Proof of the inequality $n(n-1)\dots (n-k+1)>(\frac{n}{2})^k$

Question

I am a little confused about this claim. This is part of a proof in Rudin's analysis book. He uses this claim as a fact without further proofs.

Claim If $n>2k>0$ and $n,k\in \mathbb{N}$, then $n(n-1)\dots (n-k+1)>(\frac{n}{2})^k$.

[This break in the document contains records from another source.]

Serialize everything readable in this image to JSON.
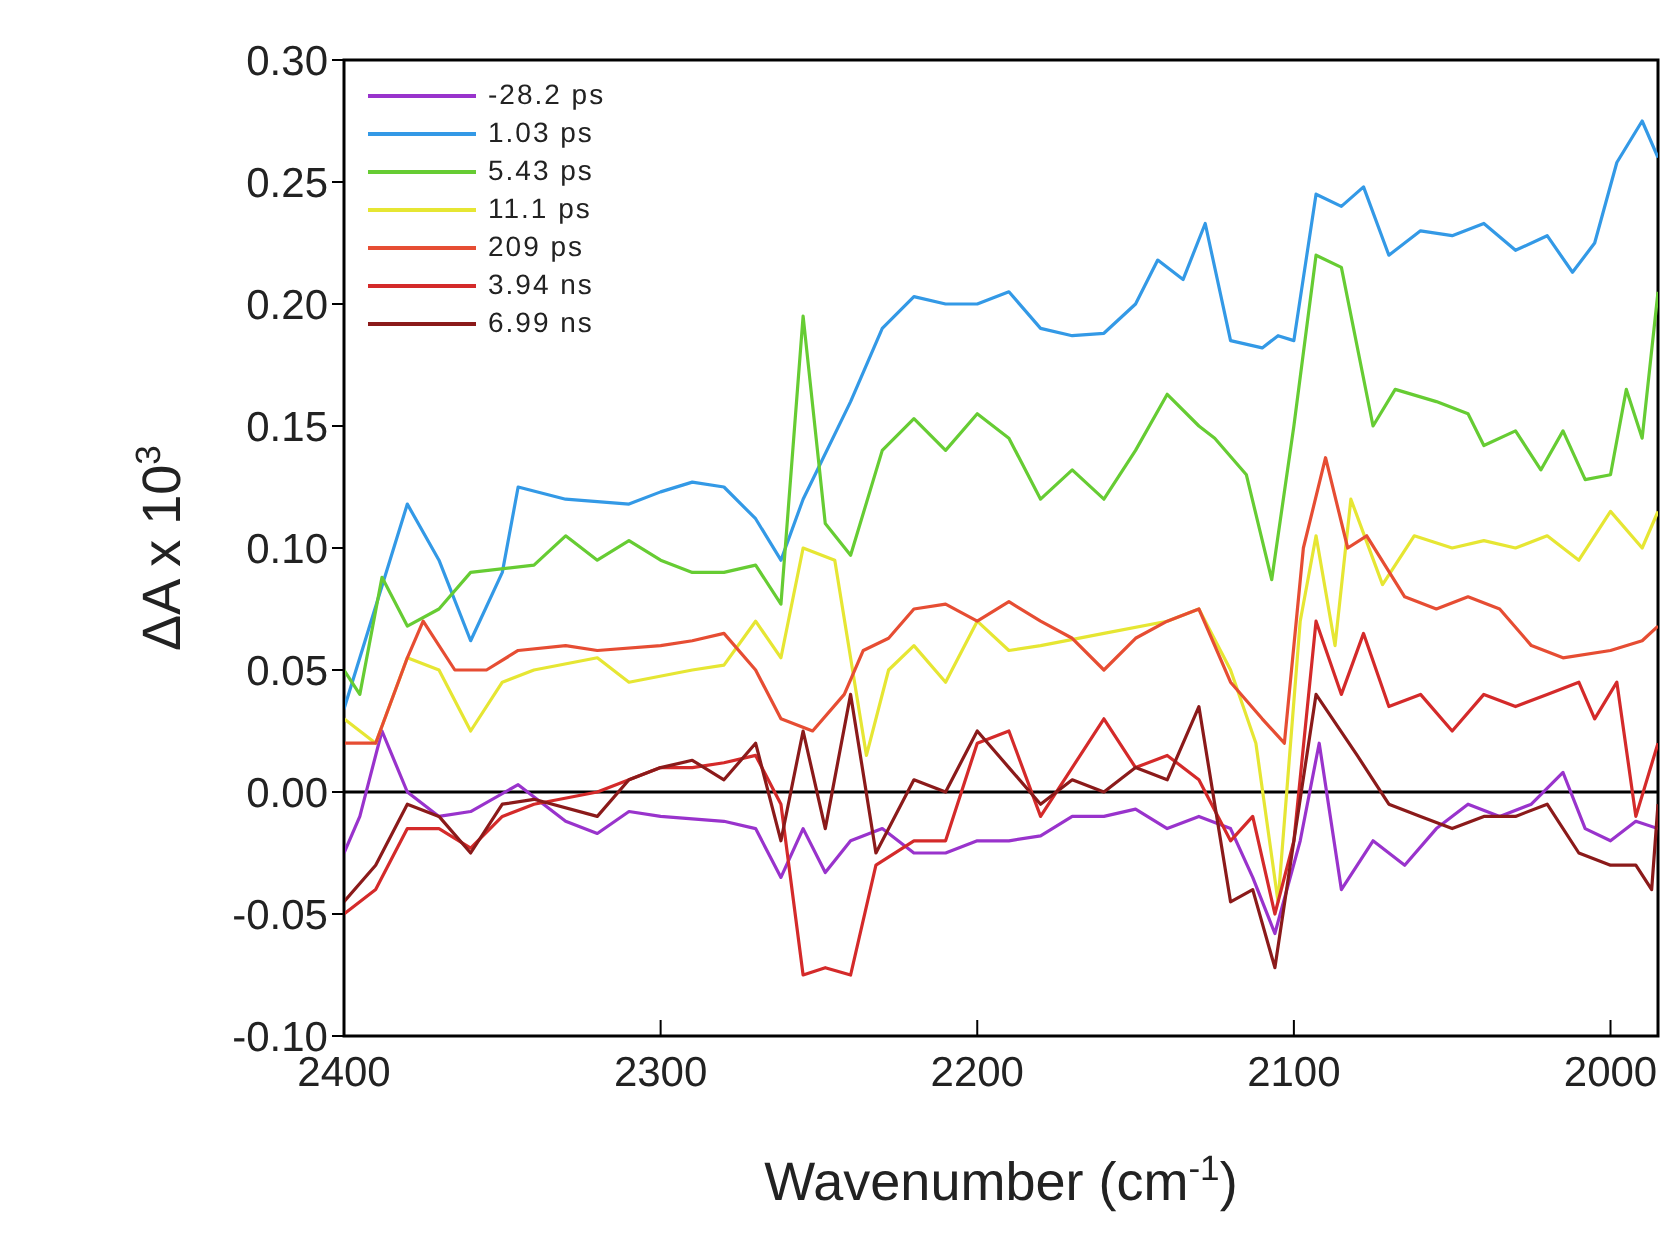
{
  "chart_data": {
    "type": "line",
    "xlabel": "Wavenumber (cm$^{-1}$)",
    "ylabel": "ΔA x 10$^{3}$",
    "xlim": [
      2400,
      1985
    ],
    "xticks": [
      2400,
      2300,
      2200,
      2100,
      2000
    ],
    "ylim": [
      -0.1,
      0.3
    ],
    "yticks": [
      {
        "value": -0.1,
        "label": "-0.10"
      },
      {
        "value": -0.05,
        "label": "-0.05"
      },
      {
        "value": 0,
        "label": "0.00"
      },
      {
        "value": 0.05,
        "label": "0.05"
      },
      {
        "value": 0.1,
        "label": "0.10"
      },
      {
        "value": 0.15,
        "label": "0.15"
      },
      {
        "value": 0.2,
        "label": "0.20"
      },
      {
        "value": 0.25,
        "label": "0.25"
      },
      {
        "value": 0.3,
        "label": "0.30"
      }
    ],
    "legend": "top left",
    "grid": false,
    "marker": "none",
    "line_style": "solid",
    "ref_lines": [
      {
        "axis": "y",
        "value": 0,
        "color": "#000000"
      }
    ],
    "series": [
      {
        "name": "-28.2 ps",
        "color": "#9933cc",
        "x": [
          2400,
          2395,
          2388,
          2380,
          2370,
          2360,
          2345,
          2330,
          2320,
          2310,
          2300,
          2280,
          2270,
          2262,
          2255,
          2248,
          2240,
          2230,
          2220,
          2210,
          2200,
          2190,
          2180,
          2170,
          2160,
          2150,
          2140,
          2130,
          2120,
          2113,
          2106,
          2098,
          2092,
          2085,
          2075,
          2065,
          2055,
          2045,
          2035,
          2025,
          2015,
          2008,
          2000,
          1992,
          1985
        ],
        "values": [
          -0.025,
          -0.01,
          0.025,
          0.0,
          -0.01,
          -0.008,
          0.003,
          -0.012,
          -0.017,
          -0.008,
          -0.01,
          -0.012,
          -0.015,
          -0.035,
          -0.015,
          -0.033,
          -0.02,
          -0.015,
          -0.025,
          -0.025,
          -0.02,
          -0.02,
          -0.018,
          -0.01,
          -0.01,
          -0.007,
          -0.015,
          -0.01,
          -0.015,
          -0.035,
          -0.058,
          -0.02,
          0.02,
          -0.04,
          -0.02,
          -0.03,
          -0.015,
          -0.005,
          -0.01,
          -0.005,
          0.008,
          -0.015,
          -0.02,
          -0.012,
          -0.015
        ]
      },
      {
        "name": "1.03 ps",
        "color": "#3399e6",
        "x": [
          2400,
          2380,
          2370,
          2360,
          2350,
          2345,
          2330,
          2310,
          2300,
          2290,
          2280,
          2270,
          2262,
          2255,
          2240,
          2230,
          2220,
          2210,
          2200,
          2190,
          2180,
          2170,
          2160,
          2150,
          2143,
          2135,
          2128,
          2120,
          2110,
          2105,
          2100,
          2093,
          2085,
          2078,
          2070,
          2060,
          2050,
          2040,
          2030,
          2020,
          2012,
          2005,
          1998,
          1990,
          1985
        ],
        "values": [
          0.034,
          0.118,
          0.095,
          0.062,
          0.09,
          0.125,
          0.12,
          0.118,
          0.123,
          0.127,
          0.125,
          0.112,
          0.095,
          0.12,
          0.16,
          0.19,
          0.203,
          0.2,
          0.2,
          0.205,
          0.19,
          0.187,
          0.188,
          0.2,
          0.218,
          0.21,
          0.233,
          0.185,
          0.182,
          0.187,
          0.185,
          0.245,
          0.24,
          0.248,
          0.22,
          0.23,
          0.228,
          0.233,
          0.222,
          0.228,
          0.213,
          0.225,
          0.258,
          0.275,
          0.26
        ]
      },
      {
        "name": "5.43 ps",
        "color": "#66cc33",
        "x": [
          2400,
          2395,
          2388,
          2380,
          2370,
          2360,
          2340,
          2330,
          2320,
          2310,
          2300,
          2290,
          2280,
          2270,
          2262,
          2255,
          2248,
          2240,
          2230,
          2220,
          2210,
          2200,
          2190,
          2180,
          2170,
          2160,
          2150,
          2140,
          2130,
          2125,
          2115,
          2107,
          2100,
          2093,
          2085,
          2075,
          2068,
          2055,
          2045,
          2040,
          2030,
          2022,
          2015,
          2008,
          2000,
          1995,
          1990,
          1985
        ],
        "values": [
          0.05,
          0.04,
          0.088,
          0.068,
          0.075,
          0.09,
          0.093,
          0.105,
          0.095,
          0.103,
          0.095,
          0.09,
          0.09,
          0.093,
          0.077,
          0.195,
          0.11,
          0.097,
          0.14,
          0.153,
          0.14,
          0.155,
          0.145,
          0.12,
          0.132,
          0.12,
          0.14,
          0.163,
          0.15,
          0.145,
          0.13,
          0.087,
          0.15,
          0.22,
          0.215,
          0.15,
          0.165,
          0.16,
          0.155,
          0.142,
          0.148,
          0.132,
          0.148,
          0.128,
          0.13,
          0.165,
          0.145,
          0.205
        ]
      },
      {
        "name": "11.1 ps",
        "color": "#e6e633",
        "x": [
          2400,
          2390,
          2380,
          2370,
          2360,
          2350,
          2340,
          2320,
          2310,
          2290,
          2280,
          2270,
          2262,
          2255,
          2245,
          2235,
          2228,
          2220,
          2210,
          2200,
          2190,
          2180,
          2160,
          2140,
          2130,
          2120,
          2112,
          2105,
          2098,
          2093,
          2087,
          2082,
          2072,
          2062,
          2050,
          2040,
          2030,
          2020,
          2010,
          2000,
          1990,
          1985
        ],
        "values": [
          0.03,
          0.02,
          0.055,
          0.05,
          0.025,
          0.045,
          0.05,
          0.055,
          0.045,
          0.05,
          0.052,
          0.07,
          0.055,
          0.1,
          0.095,
          0.015,
          0.05,
          0.06,
          0.045,
          0.07,
          0.058,
          0.06,
          0.065,
          0.07,
          0.075,
          0.05,
          0.02,
          -0.045,
          0.07,
          0.105,
          0.06,
          0.12,
          0.085,
          0.105,
          0.1,
          0.103,
          0.1,
          0.105,
          0.095,
          0.115,
          0.1,
          0.115
        ]
      },
      {
        "name": "209 ps",
        "color": "#e64d33",
        "x": [
          2400,
          2390,
          2380,
          2375,
          2365,
          2355,
          2345,
          2330,
          2320,
          2300,
          2290,
          2280,
          2270,
          2262,
          2252,
          2242,
          2236,
          2228,
          2220,
          2210,
          2200,
          2190,
          2180,
          2170,
          2160,
          2150,
          2140,
          2130,
          2120,
          2110,
          2103,
          2097,
          2090,
          2083,
          2077,
          2065,
          2055,
          2045,
          2035,
          2025,
          2015,
          2000,
          1990,
          1985
        ],
        "values": [
          0.02,
          0.02,
          0.055,
          0.07,
          0.05,
          0.05,
          0.058,
          0.06,
          0.058,
          0.06,
          0.062,
          0.065,
          0.05,
          0.03,
          0.025,
          0.04,
          0.058,
          0.063,
          0.075,
          0.077,
          0.07,
          0.078,
          0.07,
          0.063,
          0.05,
          0.063,
          0.07,
          0.075,
          0.045,
          0.03,
          0.02,
          0.1,
          0.137,
          0.1,
          0.105,
          0.08,
          0.075,
          0.08,
          0.075,
          0.06,
          0.055,
          0.058,
          0.062,
          0.068
        ]
      },
      {
        "name": "3.94 ns",
        "color": "#d42a2a",
        "x": [
          2400,
          2390,
          2380,
          2370,
          2360,
          2350,
          2340,
          2320,
          2310,
          2300,
          2290,
          2280,
          2270,
          2262,
          2255,
          2248,
          2240,
          2232,
          2220,
          2210,
          2200,
          2190,
          2180,
          2170,
          2160,
          2150,
          2140,
          2130,
          2120,
          2113,
          2106,
          2100,
          2093,
          2085,
          2078,
          2070,
          2060,
          2050,
          2040,
          2030,
          2020,
          2010,
          2005,
          1998,
          1992,
          1985
        ],
        "values": [
          -0.05,
          -0.04,
          -0.015,
          -0.015,
          -0.023,
          -0.01,
          -0.005,
          0,
          0.005,
          0.01,
          0.01,
          0.012,
          0.015,
          -0.005,
          -0.075,
          -0.072,
          -0.075,
          -0.03,
          -0.02,
          -0.02,
          0.02,
          0.025,
          -0.01,
          0.01,
          0.03,
          0.01,
          0.015,
          0.005,
          -0.02,
          -0.01,
          -0.05,
          -0.02,
          0.07,
          0.04,
          0.065,
          0.035,
          0.04,
          0.025,
          0.04,
          0.035,
          0.04,
          0.045,
          0.03,
          0.045,
          -0.01,
          0.02
        ]
      },
      {
        "name": "6.99 ns",
        "color": "#8b1a1a",
        "x": [
          2400,
          2390,
          2380,
          2370,
          2360,
          2350,
          2340,
          2320,
          2310,
          2300,
          2290,
          2280,
          2270,
          2262,
          2255,
          2248,
          2240,
          2232,
          2220,
          2210,
          2200,
          2190,
          2180,
          2170,
          2160,
          2150,
          2140,
          2130,
          2120,
          2113,
          2106,
          2100,
          2093,
          2080,
          2070,
          2060,
          2050,
          2040,
          2030,
          2020,
          2010,
          2000,
          1992,
          1987,
          1985
        ],
        "values": [
          -0.045,
          -0.03,
          -0.005,
          -0.01,
          -0.025,
          -0.005,
          -0.003,
          -0.01,
          0.005,
          0.01,
          0.013,
          0.005,
          0.02,
          -0.02,
          0.025,
          -0.015,
          0.04,
          -0.025,
          0.005,
          0.0,
          0.025,
          0.01,
          -0.005,
          0.005,
          0.0,
          0.01,
          0.005,
          0.035,
          -0.045,
          -0.04,
          -0.072,
          -0.02,
          0.04,
          0.015,
          -0.005,
          -0.01,
          -0.015,
          -0.01,
          -0.01,
          -0.005,
          -0.025,
          -0.03,
          -0.03,
          -0.04,
          -0.005
        ]
      }
    ]
  }
}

First of all, I failed to convince myself that this statement is true. By playing with algebra a little bit, this statement still does not seem obvious to me. To prove it, the induction theorem comes to me naturally. However, with the constriction that $n>2k$, I have to start from $n=2k+1$ as a base case. As a result, the base case even cannot be verified. Any hint will be appreciated.

Answer 1

$0<k<n/2$

$n-k+1>n-n/2+1=n/2+1>n/2$

$n(n-1)\dots (n-k+1)>(n-k+1)^k>(\frac{n}{2})^k$

Answer 2

Just to see why it's true, it's often useful to try it with some concrete numbers. Let's say $n=8$, $k = 3$. Then

$$8 \cdot 7 \cdot 6 \ge 4^3 = 4 \cdot 4 \cdot 4$$

Answer 3

Alternative Proof:

Assume that $$\frac{n}{n-m} \geq 2 \quad (0 \leq m \leq k)$$ $$\implies n \geq 2n - 2m$$ $$\implies n \leq 2m,$$ which contradiction shows that $$ \frac{n}{n-m} \lt 2,$$ for all $m$.

Next, note that there are $k$ terms in the product $$n(n-1) \cdots (n-k+1),$$ and so $$\frac{n^k}{n(n-1) \cdots (n-k+1)}= \frac{n}{n} \frac{n}{n-1} \cdots \frac{n}{n-k+1} < 2^k,$$ and a simple rearrangement gives the desired result.

$\square$